Haunting Performance
That’s my too-crude description of the opening of to get there from here, a haunting performance the trio created in 2022 and continues to perform when the occasion arises. The printed program we received upon arrival provided crucial clues. The action “charts physical and emotional landscapes” in the life journeys of the three artists. As a refugee from Vietnam, Nguyen had to adjust to life in the USA. Gillespie had to embrace her formerly rejected Mexican lineage. Williamson had to accept his homosexuality.
Their creative process is intimately collaborative. So when Gillespie buried herself in the dirt, the others pulled her out. Nguyen accepted Williamson’s tender touches. Gillespie and Williamson seemed to enjoy getting wet when Nguyen broke and shook a water sack. The show’s title might be reversible: “to get here from there,” since it’s about their journey to become the people they are today. But that journey is unending, I think they’re suggesting.
Williamson delivered a text about taking a pill at night to keep from crying. Gillespie sang in English and gradually in Spanish and vocalized explosive blasts on her handheld microphone.
Nguyen beautifully sang the theme of the work-in-progress that followed. In that piece, titled Wild Tongue, they shared their creative process with us. It’s a process of putting ideas into words, then words into non-literal, emotionally impactful, and physically impressive movement. I say impressive because these middle-aged performers used every bit of their apparently tireless, extremely elastic, and strong bodies; and because the movements have style and grace.
They wrote, then projected, word cues on the wall, such as “flourish,” “yearn” and “divest,” and made movement from them. They asked audience members what “tenderness” meant and translated the responses into movement. They built movement phrases that way.

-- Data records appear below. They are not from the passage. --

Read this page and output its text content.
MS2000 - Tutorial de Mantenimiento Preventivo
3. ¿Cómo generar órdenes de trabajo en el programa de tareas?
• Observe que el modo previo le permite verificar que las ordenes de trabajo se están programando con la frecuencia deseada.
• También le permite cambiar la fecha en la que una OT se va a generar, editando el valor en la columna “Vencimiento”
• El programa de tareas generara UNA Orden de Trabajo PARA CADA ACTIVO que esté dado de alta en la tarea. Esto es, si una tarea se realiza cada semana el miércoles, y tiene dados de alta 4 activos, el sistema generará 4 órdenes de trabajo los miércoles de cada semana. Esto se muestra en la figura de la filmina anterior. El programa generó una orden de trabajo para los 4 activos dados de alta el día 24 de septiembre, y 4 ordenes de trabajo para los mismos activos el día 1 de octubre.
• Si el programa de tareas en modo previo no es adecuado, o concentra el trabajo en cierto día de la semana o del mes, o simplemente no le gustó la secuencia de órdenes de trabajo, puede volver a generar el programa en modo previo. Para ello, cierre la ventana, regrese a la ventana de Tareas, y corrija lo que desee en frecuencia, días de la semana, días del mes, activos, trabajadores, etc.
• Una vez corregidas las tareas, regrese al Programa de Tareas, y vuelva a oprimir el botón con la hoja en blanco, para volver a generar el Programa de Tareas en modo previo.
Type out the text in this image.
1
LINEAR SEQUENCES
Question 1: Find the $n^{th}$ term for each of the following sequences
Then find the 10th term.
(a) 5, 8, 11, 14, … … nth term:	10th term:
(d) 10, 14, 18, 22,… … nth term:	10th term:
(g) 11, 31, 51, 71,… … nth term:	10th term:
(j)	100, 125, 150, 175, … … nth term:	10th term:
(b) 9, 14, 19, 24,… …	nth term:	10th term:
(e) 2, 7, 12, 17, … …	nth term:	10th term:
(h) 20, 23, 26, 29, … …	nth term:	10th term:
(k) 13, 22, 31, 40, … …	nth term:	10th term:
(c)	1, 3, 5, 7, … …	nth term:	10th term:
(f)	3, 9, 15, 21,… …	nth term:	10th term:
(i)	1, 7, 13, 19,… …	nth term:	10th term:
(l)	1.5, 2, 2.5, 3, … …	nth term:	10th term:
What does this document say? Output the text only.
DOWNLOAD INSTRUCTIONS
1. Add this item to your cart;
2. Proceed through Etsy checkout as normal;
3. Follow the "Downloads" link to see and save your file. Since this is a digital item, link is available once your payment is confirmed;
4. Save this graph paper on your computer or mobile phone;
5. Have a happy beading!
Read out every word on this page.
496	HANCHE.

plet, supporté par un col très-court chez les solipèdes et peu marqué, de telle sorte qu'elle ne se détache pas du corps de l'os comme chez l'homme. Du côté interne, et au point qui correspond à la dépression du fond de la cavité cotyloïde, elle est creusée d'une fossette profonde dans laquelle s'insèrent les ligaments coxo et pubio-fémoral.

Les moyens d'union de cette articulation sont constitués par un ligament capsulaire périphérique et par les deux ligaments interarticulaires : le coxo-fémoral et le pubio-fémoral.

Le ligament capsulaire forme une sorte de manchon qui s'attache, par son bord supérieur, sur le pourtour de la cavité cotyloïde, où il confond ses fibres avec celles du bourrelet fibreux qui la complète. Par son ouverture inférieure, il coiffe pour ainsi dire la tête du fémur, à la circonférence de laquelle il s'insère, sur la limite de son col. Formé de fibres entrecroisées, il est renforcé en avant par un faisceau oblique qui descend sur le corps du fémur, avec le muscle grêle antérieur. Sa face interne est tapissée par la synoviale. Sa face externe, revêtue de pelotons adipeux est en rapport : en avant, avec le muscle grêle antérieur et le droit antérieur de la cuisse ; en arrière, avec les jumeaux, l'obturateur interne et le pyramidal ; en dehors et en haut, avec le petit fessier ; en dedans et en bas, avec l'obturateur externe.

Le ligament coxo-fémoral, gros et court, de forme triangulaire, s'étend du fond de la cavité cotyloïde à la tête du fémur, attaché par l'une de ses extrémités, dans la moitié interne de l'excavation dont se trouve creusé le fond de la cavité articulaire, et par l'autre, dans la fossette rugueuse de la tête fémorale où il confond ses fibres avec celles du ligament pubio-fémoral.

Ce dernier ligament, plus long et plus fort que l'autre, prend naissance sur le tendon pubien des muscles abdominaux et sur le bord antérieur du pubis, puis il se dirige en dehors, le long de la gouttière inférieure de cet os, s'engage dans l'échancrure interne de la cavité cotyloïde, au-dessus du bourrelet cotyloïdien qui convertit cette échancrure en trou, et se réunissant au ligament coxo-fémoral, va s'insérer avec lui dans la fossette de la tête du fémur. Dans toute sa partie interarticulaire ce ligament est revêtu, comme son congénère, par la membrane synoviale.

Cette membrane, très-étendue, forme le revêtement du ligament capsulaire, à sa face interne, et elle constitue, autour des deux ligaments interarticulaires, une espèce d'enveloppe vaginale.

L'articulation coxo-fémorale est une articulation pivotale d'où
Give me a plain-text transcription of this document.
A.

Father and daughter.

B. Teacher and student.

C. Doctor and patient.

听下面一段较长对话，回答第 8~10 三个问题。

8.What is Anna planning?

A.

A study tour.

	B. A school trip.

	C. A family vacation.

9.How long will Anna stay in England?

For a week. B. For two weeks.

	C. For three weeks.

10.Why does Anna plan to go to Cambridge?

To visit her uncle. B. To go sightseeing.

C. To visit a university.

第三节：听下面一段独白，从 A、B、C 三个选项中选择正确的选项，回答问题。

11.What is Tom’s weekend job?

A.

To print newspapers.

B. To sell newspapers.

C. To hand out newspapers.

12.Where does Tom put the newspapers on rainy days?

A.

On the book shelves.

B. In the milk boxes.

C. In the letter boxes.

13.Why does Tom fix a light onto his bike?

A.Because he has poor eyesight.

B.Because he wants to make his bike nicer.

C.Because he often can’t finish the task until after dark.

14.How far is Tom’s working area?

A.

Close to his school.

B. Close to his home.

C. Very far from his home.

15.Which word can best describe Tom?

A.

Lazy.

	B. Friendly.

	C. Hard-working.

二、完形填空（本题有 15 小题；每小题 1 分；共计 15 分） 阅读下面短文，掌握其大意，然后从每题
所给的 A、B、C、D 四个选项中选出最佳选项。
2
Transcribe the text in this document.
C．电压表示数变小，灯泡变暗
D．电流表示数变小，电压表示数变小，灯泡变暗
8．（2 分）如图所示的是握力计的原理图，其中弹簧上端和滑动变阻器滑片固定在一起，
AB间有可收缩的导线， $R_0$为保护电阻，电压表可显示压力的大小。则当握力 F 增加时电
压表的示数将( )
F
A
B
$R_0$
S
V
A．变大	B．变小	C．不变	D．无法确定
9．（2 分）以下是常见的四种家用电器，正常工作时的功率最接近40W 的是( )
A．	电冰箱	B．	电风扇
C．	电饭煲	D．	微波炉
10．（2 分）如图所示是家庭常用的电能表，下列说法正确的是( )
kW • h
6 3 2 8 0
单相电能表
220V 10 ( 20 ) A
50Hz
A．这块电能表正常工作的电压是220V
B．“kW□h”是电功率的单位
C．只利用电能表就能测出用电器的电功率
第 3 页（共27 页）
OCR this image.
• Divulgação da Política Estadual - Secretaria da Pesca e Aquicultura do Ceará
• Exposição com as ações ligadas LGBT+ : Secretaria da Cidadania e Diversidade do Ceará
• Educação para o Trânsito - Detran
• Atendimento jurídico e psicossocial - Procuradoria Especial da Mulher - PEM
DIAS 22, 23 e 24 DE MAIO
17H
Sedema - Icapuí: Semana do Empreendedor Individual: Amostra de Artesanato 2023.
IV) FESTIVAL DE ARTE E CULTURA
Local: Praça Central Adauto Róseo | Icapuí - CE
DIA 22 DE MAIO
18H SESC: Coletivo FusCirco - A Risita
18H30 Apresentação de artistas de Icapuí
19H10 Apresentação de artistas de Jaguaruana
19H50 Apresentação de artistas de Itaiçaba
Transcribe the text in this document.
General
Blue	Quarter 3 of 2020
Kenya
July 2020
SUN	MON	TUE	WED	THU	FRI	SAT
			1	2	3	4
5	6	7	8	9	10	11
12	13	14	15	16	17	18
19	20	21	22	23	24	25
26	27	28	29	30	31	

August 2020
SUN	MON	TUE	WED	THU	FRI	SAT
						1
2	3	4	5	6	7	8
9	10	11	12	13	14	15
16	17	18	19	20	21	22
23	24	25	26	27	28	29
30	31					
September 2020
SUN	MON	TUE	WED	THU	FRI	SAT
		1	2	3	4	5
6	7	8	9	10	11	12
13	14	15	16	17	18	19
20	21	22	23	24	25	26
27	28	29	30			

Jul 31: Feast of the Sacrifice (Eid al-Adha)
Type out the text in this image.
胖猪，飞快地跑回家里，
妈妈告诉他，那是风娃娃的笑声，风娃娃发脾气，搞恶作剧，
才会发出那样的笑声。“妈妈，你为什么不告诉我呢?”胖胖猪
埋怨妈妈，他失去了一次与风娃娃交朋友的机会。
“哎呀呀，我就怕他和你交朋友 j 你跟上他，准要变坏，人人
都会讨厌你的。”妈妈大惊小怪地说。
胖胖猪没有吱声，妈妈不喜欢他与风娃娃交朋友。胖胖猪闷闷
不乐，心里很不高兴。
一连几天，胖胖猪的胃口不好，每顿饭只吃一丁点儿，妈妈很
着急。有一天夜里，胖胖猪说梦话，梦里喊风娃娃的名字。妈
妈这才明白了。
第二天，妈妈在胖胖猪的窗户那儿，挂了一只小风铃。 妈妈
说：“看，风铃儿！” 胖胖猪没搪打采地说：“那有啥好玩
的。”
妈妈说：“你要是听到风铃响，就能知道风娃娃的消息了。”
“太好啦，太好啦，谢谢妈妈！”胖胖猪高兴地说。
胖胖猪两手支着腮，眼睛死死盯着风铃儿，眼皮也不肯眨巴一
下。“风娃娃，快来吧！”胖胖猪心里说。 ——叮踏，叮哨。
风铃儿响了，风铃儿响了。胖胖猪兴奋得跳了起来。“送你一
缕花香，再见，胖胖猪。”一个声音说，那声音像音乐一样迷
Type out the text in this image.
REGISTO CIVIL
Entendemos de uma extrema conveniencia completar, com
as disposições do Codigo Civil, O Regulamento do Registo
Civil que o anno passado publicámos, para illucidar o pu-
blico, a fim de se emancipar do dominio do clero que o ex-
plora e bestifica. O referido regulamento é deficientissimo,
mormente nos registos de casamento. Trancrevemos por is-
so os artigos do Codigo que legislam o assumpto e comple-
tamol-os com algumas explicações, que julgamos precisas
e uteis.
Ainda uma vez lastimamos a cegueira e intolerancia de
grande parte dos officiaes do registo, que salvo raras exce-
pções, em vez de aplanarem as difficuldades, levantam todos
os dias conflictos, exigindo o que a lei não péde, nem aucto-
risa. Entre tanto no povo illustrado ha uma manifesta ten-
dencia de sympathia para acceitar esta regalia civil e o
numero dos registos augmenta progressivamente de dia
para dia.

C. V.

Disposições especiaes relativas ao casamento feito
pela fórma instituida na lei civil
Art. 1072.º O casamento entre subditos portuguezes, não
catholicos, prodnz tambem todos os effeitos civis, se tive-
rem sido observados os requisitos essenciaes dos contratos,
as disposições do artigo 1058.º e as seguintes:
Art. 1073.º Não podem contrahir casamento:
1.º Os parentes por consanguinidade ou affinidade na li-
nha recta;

They used the record player for a vinyl recording of “We Three” by The Ink Spots, a song I loved in childhood. Its refrain—“My echo, my shadow, and me”—served both as self-description and, in this case, the roles these artists take for one another in their process.
Their work reminded me of some of the best experimental theatre of the ‘70s and ’80s. I loved it. We need these living arts to share what can’t be shared in words alone. We need that sharing.